You get a tuple *only* if you try and use it as a python object.  
Otherwise it's C access as usual.

>> Not having two names that point to the same thing is one of
>> the whole points of cpdef functions, this seems to be going  
>> backwards with
>> attributes.
>
> Agreed, but I believe that in the case of 'cshape'/'shape', they are
> not actually similar, one is a pointer, and other is a tuple. Of
> course, if we can make Cython to coerce the 'cshape' to a tuple ONLY
> when it is requiered, ie, ' cdef object s = ary.cshape ', then that
> would be great.

Exactly.

>
> Also, taking Python code and having to change all the names to
>> get Cython to optimize it (thus rendering it incompatible with  
>> pure Python)
>> seems like an undesirable thing too. Maybe I'm missing something...
>
> You are talking about optimization, but you are proposing that
> 'a.shape' being accessed to the descriptor mechanism, which will
> always return a tuple. At this point, I'm a bit confused about your
> comments. The descriptor saves you the attribute lookup, but still get
> a Python-level object, and their access is not as fast as a plain
> C-array.
>
> Furthermore, you commented about 'cpdef' functions. Well, If we want
> to take advantage of them, we DO HAVE to change pure-python source
> code to take advantage of it. However, I remember that there were
> comments about making this automatic.

Yes. But the point was before there were (in our codebase at least)  
starting to be lots of instances of

     def foo(self, ...):
         return foo_c(self, ...)

     def foo_c(self, ...):
         ...

and one would have to remember which one to call from python vs. cython.

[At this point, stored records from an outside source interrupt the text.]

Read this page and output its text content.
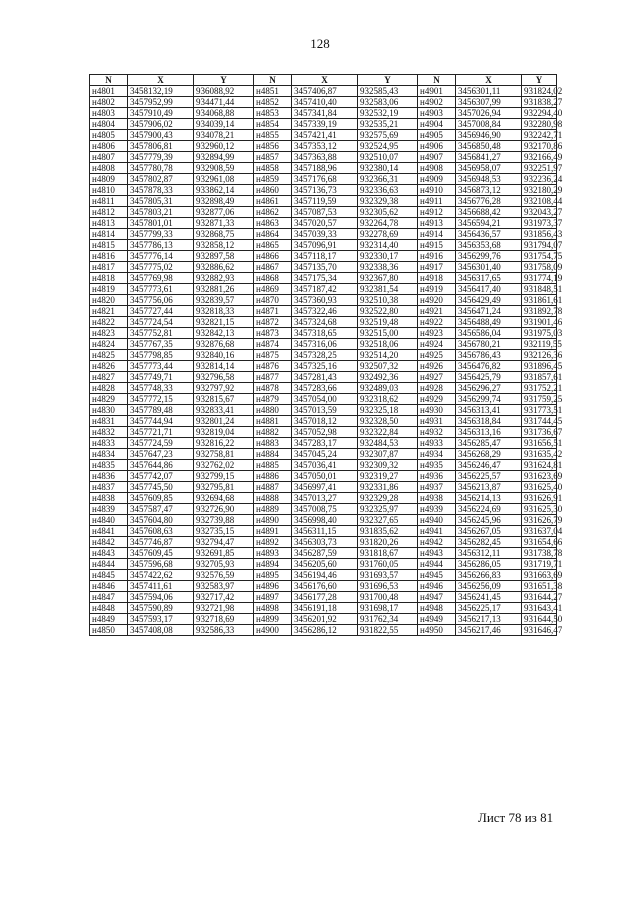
128
N	X	Y	N	X	Y	N	X	Y
н4801	3458132,19	936088,92	н4851	3457406,87	932585,43	н4901	3456301,11	931824,02
н4802	3457952,99	934471,44	н4852	3457410,40	932583,06	н4902	3456307,99	931838,27
н4803	3457910,49	934068,88	н4853	3457341,84	932532,19	н4903	3457026,94	932294,40
н4804	3457906,02	934039,14	н4854	3457339,19	932535,21	н4904	3457008,84	932280,98
н4805	3457900,43	934078,21	н4855	3457421,41	932575,69	н4905	3456946,90	932242,71
н4806	3457806,81	932960,12	н4856	3457353,12	932524,95	н4906	3456850,48	932170,86
н4807	3457779,39	932894,99	н4857	3457363,88	932510,07	н4907	3456841,27	932166,49
н4808	3457780,78	932908,59	н4858	3457188,96	932380,14	н4908	3456958,07	932251,97
н4809	3457802,87	932961,08	н4859	3457176,68	932366,31	н4909	3456948,53	932236,24
н4810	3457878,33	933862,14	н4860	3457136,73	932336,63	н4910	3456873,12	932180,29
н4811	3457805,31	932898,49	н4861	3457119,59	932329,38	н4911	3456776,28	932108,44
н4812	3457803,21	932877,06	н4862	3457087,53	932305,62	н4912	3456688,42	932043,27
н4813	3457801,01	932871,33	н4863	3457020,57	932264,78	н4913	3456594,21	931973,37
н4814	3457799,33	932868,75	н4864	3457039,33	932278,69	н4914	3456436,57	931856,43
н4815	3457786,13	932858,12	н4865	3457096,91	932314,40	н4915	3456353,68	931794,07
н4816	3457776,14	932897,58	н4866	3457118,17	932330,17	н4916	3456299,76	931754,75
н4817	3457775,02	932886,62	н4867	3457135,70	932338,36	н4917	3456301,40	931758,09
н4818	3457769,98	932882,93	н4868	3457175,34	932367,80	н4918	3456317,65	931774,19
н4819	3457773,61	932881,26	н4869	3457187,42	932381,54	н4919	3456417,40	931848,51
н4820	3457756,06	932839,57	н4870	3457360,93	932510,38	н4920	3456429,49	931861,61
н4821	3457727,44	932818,33	н4871	3457322,46	932522,80	н4921	3456471,24	931892,78
н4822	3457724,54	932821,15	н4872	3457324,68	932519,48	н4922	3456488,49	931901,46
н4823	3457752,81	932842,13	н4873	3457318,65	932515,00	н4923	3456586,04	931975,03
н4824	3457767,35	932876,68	н4874	3457316,06	932518,06	н4924	3456780,21	932119,55
н4825	3457798,85	932840,16	н4875	3457328,25	932514,20	н4925	3456786,43	932126,36
н4826	3457773,44	932814,14	н4876	3457325,16	932507,32	н4926	3456476,82	931896,45
н4827	3457749,71	932796,58	н4877	3457281,43	932492,36	н4927	3456425,79	931857,61
н4828	3457748,33	932797,92	н4878	3457283,66	932489,03	н4928	3456296,27	931752,21
н4829	3457772,15	932815,67	н4879	3457054,00	932318,62	н4929	3456299,74	931759,25
н4830	3457789,48	932833,41	н4880	3457013,59	932325,18	н4930	3456313,41	931773,51
н4831	3457744,94	932801,24	н4881	3457018,12	932328,50	н4931	3456318,84	931744,45
н4832	3457721,71	932819,04	н4882	3457052,98	932322,84	н4932	3456313,16	931736,67
н4833	3457724,59	932816,22	н4883	3457283,17	932484,53	н4933	3456285,47	931656,51
н4834	3457647,23	932758,81	н4884	3457045,24	932307,87	н4934	3456268,29	931635,42
н4835	3457644,86	932762,02	н4885	3457036,41	932309,32	н4935	3456246,47	931624,81
н4836	3457742,07	932799,15	н4886	3457050,01	932319,27	н4936	3456225,57	931623,69
н4837	3457745,50	932795,81	н4887	3456997,41	932331,86	н4937	3456213,87	931625,40
н4838	3457609,85	932694,68	н4888	3457013,27	932329,28	н4938	3456214,13	931626,91
н4839	3457587,47	932726,90	н4889	3457008,75	932325,97	н4939	3456224,69	931625,30
н4840	3457604,80	932739,88	н4890	3456998,40	932327,65	н4940	3456245,96	931626,79
н4841	3457608,63	932735,15	н4891	3456311,15	931835,62	н4941	3456267,05	931637,04
н4842	3457746,87	932794,47	н4892	3456303,73	931820,26	н4942	3456282,45	931654,66
н4843	3457609,45	932691,85	н4893	3456287,59	931818,67	н4943	3456312,11	931738,78
н4844	3457596,68	932705,93	н4894	3456205,60	931760,05	н4944	3456286,05	931719,71
н4845	3457422,62	932576,59	н4895	3456194,46	931693,57	н4945	3456266,83	931663,69
н4846	3457411,61	932583,97	н4896	3456176,60	931696,53	н4946	3456256,09	931651,38
н4847	3457594,06	932717,42	н4897	3456177,28	931700,48	н4947	3456241,45	931644,27
н4848	3457590,89	932721,98	н4898	3456191,18	931698,17	н4948	3456225,17	931643,41
н4849	3457593,17	932718,69	н4899	3456201,92	931762,34	н4949	3456217,13	931644,50
н4850	3457408,08	932586,33	н4900	3456286,12	931822,55	н4950	3456217,46	931646,47
Лист 78 из 81
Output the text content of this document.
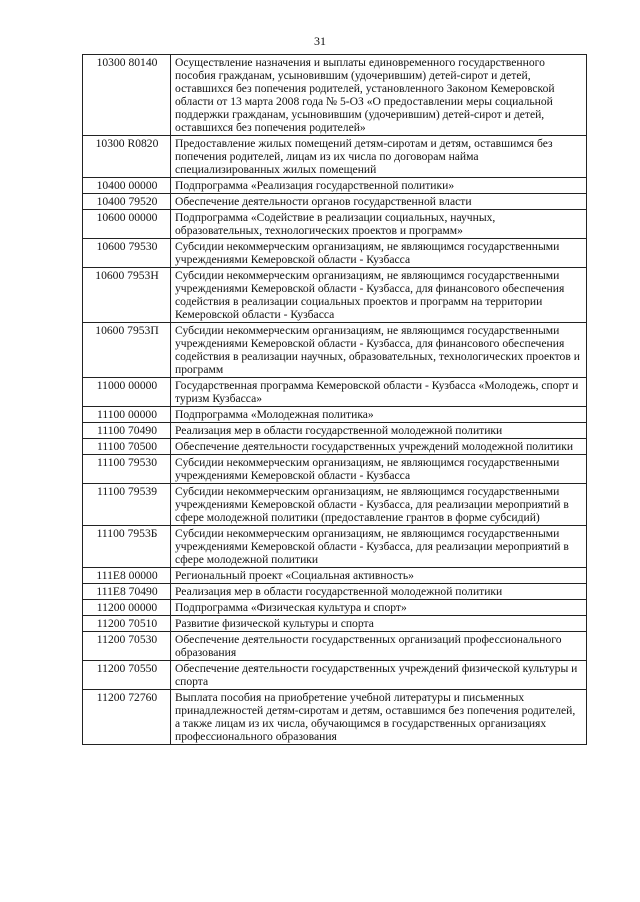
31
10300 80140	Осуществление назначения и выплаты единовременного государственного пособия гражданам, усыновившим (удочерившим) детей-сирот и детей, оставшихся без попечения родителей, установленного Законом Кемеровской области от 13 марта 2008 года № 5-ОЗ «О предоставлении меры социальной поддержки гражданам, усыновившим (удочерившим) детей-сирот и детей, оставшихся без попечения родителей»
10300 R0820	Предоставление жилых помещений детям-сиротам и детям, оставшимся без попечения родителей, лицам из их числа по договорам найма специализированных жилых помещений
10400 00000	Подпрограмма «Реализация государственной политики»
10400 79520	Обеспечение деятельности органов государственной власти
10600 00000	Подпрограмма «Содействие в реализации социальных, научных, образовательных, технологических проектов и программ»
10600 79530	Субсидии некоммерческим организациям, не являющимся государственными учреждениями Кемеровской области - Кузбасса
10600 7953Н	Субсидии некоммерческим организациям, не являющимся государственными учреждениями Кемеровской области - Кузбасса, для финансового обеспечения содействия в реализации социальных проектов и программ на территории Кемеровской области - Кузбасса
10600 7953П	Субсидии некоммерческим организациям, не являющимся государственными учреждениями Кемеровской области - Кузбасса, для финансового обеспечения содействия в реализации научных, образовательных, технологических проектов и программ
11000 00000	Государственная программа Кемеровской области - Кузбасса «Молодежь, спорт и туризм Кузбасса»
11100 00000	Подпрограмма «Молодежная политика»
11100 70490	Реализация мер в области государственной молодежной политики
11100 70500	Обеспечение деятельности государственных учреждений молодежной политики
11100 79530	Субсидии некоммерческим организациям, не являющимся государственными учреждениями Кемеровской области - Кузбасса
11100 79539	Субсидии некоммерческим организациям, не являющимся государственными учреждениями Кемеровской области - Кузбасса, для реализации мероприятий в сфере молодежной политики (предоставление грантов в форме субсидий)
11100 7953Б	Субсидии некоммерческим организациям, не являющимся государственными учреждениями Кемеровской области - Кузбасса, для реализации мероприятий в сфере молодежной политики
111Е8 00000	Региональный проект «Социальная активность»
111Е8 70490	Реализация мер в области государственной молодежной политики
11200 00000	Подпрограмма «Физическая культура и спорт»
11200 70510	Развитие физической культуры и спорта
11200 70530	Обеспечение деятельности государственных организаций профессионального образования
11200 70550	Обеспечение деятельности государственных учреждений физической культуры и спорта
11200 72760	Выплата пособия на приобретение учебной литературы и письменных принадлежностей детям-сиротам и детям, оставшимся без попечения родителей, а также лицам из их числа, обучающимся в государственных организациях профессионального образования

> However, I do not see why my proposal interferes with the yours. For
> numpy arrays, 'shape' could be still looked up via the descriptor way,
> returning a tuple, but 'cshape' can be still there for power users
> that want to get even faster access.

My proposal is that for someone coming from using NumPy from Python,  
they only need declare their object (say x) as being a numpy array,  
and then all access to x.shape is suddenly faster rather than having  
to remember a new way to access shape, ndim, etc.